Alcove Sofa

DATE - 1949

Visitors to the Eames House can’t fail to notice the L-shaped alcove in the living room. While the living room’s height is 17 feet, the alcove—situated below their second-floor bedroom—has a lower ceiling of only 8 feet, creating a cozy space. This space is not big enough for a standard sofa.

Additional Information

For seating in the alcove, Charles and Ray designed and installed a built-in sofa, which is more efficient in terms of space planning than a stand-alone sofa. An appropriately angled vertical cushion supports a sitter’s entire upper back, a parallel lower vertical cushion for lumbar support, and a single horizontal cushion for its seat.

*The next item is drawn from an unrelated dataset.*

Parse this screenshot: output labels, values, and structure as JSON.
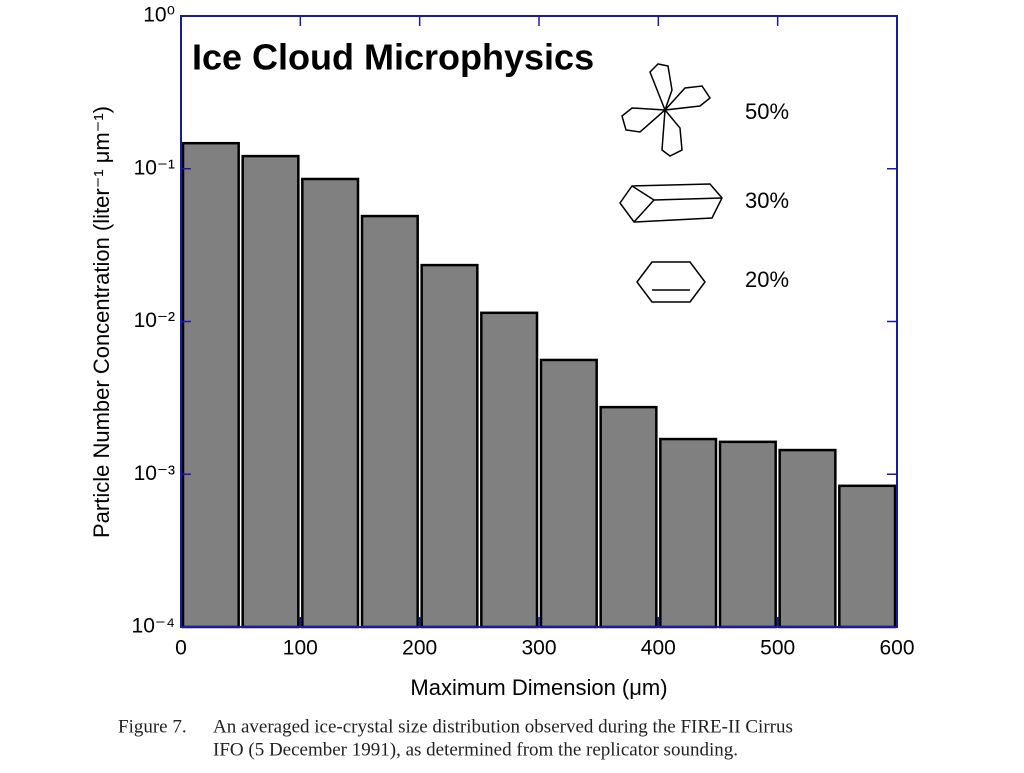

Charles and Ray Eames built the Eames House for themselves. When they entertained, they often sat in the alcove with visitors, and there’s a nifty pass-through from the kitchen through which they could serve drinks and other refreshments to themselves and visitors. The one change they made to the alcove during the first five years was the addition of a magazine rack because Charles and Ray thoroughly enjoyed sitting and reading in their alcove.

In 1952, they designed the offices of their good friend Philip Dunne at Twentieth Century Fox studios in Los Angeles. They equipped his office with the same kind of three-cushion built-in sofa that they had installed in their own home. In Dunne’s office, this neatly installed sofa left plenty of room for both a conference area and a separate seating area.

After having had these two installations turn out so well, they devised their first stand-alone sofa for consumers in 1954: the Eames Sofa Compact. The profile of the Eames Compact Sofa follows the contours of the Alcove Sofa.